而崔允信也采取了一些商業片常見的手段來強化影片的可看性,《追蹤眼前人》式的懸念設置穿插影片之中,警員從上司的電腦里偷取秘密證據并傳給試圖維護正義的人士這一幕是《諜影重重3》的戲變奏,“最后一分鐘營救”更是屢見不鮮的通俗手法,而邊緣警員與南下之間的欲語又止的愛情也多次出現于香港電影里(如《青苔》)。
雖然《三條窄路》的后半部分夾雜了不少的說教內容,也盡管影片里的殺手或小偷的設置都有點簡化,但作為一部獨立制作來說,還算流暢的劇情設置安排凸顯了影片的主題――而這主題恰恰是目前香港電影乃至華語片所缺失的。文_阿木
延伸閱讀
這些傳說中的電影
文_云飛揚
有些電影,未必是禁片,也曾經以膠片、錄像或碟片的形式放映、流通過,或許短時間在網上有過種子,然而對于絕大多數觀眾來說,至今是緣鏗一面。這些傳說中的電影,或許很快就會再出現,或許很久。《牛皮》、《小說》、《天菩薩》、《冬春的日子》,不也都悄悄地與你見面了嗎?

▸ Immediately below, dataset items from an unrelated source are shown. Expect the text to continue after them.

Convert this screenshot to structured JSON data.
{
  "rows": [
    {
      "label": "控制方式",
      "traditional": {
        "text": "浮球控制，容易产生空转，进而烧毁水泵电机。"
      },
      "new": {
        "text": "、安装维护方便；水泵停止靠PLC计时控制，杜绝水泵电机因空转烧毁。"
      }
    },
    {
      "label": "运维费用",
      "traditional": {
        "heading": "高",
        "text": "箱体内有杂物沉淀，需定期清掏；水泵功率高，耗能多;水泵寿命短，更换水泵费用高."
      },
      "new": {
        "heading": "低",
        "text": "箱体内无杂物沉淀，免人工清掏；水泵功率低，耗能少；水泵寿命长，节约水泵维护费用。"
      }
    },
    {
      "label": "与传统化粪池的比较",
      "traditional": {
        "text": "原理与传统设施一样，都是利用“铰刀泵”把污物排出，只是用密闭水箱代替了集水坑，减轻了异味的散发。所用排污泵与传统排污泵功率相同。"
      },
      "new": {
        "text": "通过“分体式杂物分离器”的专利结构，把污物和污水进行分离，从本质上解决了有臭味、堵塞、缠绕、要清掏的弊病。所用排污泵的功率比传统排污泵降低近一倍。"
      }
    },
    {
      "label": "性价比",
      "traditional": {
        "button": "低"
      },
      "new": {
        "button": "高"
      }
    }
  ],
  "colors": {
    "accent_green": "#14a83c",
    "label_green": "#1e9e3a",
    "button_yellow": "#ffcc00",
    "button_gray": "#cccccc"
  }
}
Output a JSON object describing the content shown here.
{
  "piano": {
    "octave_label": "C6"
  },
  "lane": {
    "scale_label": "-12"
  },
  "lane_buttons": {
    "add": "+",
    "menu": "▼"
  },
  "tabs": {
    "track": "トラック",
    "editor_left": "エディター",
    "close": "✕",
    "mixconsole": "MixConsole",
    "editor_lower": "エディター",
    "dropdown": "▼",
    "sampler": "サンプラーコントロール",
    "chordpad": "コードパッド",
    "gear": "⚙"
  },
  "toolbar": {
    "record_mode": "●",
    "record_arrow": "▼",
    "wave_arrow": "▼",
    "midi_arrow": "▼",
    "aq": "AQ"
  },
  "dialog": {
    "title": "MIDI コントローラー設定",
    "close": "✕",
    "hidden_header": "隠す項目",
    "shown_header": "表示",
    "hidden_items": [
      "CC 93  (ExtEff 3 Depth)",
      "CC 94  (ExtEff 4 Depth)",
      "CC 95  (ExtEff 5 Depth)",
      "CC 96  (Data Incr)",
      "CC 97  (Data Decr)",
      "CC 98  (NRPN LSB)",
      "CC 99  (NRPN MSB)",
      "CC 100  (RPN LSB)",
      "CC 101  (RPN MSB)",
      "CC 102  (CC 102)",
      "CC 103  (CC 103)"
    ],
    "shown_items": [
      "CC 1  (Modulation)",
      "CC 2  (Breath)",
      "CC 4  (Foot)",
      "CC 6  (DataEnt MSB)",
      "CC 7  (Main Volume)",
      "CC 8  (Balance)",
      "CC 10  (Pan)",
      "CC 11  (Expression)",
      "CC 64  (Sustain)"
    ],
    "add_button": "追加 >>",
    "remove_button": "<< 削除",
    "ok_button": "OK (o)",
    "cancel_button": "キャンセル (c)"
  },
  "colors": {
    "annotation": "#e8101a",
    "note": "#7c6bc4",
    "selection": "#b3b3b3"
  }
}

《關公大戰外星人》,1976年,陳洪民編導,目前版權在彭浩翔手,正在全新修復,CULT片王即將重映。
《清水的故事》、《喊過嶺的故事》、《海的故事》, 2008-2009年,程曉玲編劇,肖風導演。“現代農村三部曲”由固定團隊完成,編導與主演劉邁將當下農村的故事以不同的角度搬演到電影中,是極為難得的表達農民真實生活變遷的代表作。
《金城小子》,2011年,姚宏易導演,侯孝賢監制,拍攝畫家劉小東回家鄉創作的紀錄片,主題自然是時間、歲月贈予的一切。
《淹沒》,2005年,紀錄片,李一凡、鄢雨導演,賈樟柯監制。
《碧羅雪山》,2010年,劉杰導演。
《上海1976》,2008年,胡雪楊導演。
《1905年的冬天》,1980年,余為政導演,楊德昌參與編劇,徐克是主演之一。
《似水流年》,1984年,嚴浩導演。
《海鮮》,2001年,朱文導演。
《無人區》,2009年,寧浩導演。
《寒假》,2010年,李紅旗導演。
《動詞變位》,2002年,唐曉白導演。
《陌生天堂》、《竹林七賢》,2002、2007年,楊福東導演。
《明日天涯》,2003年,余力為導演。
《客村街》,2003年,符新華導演。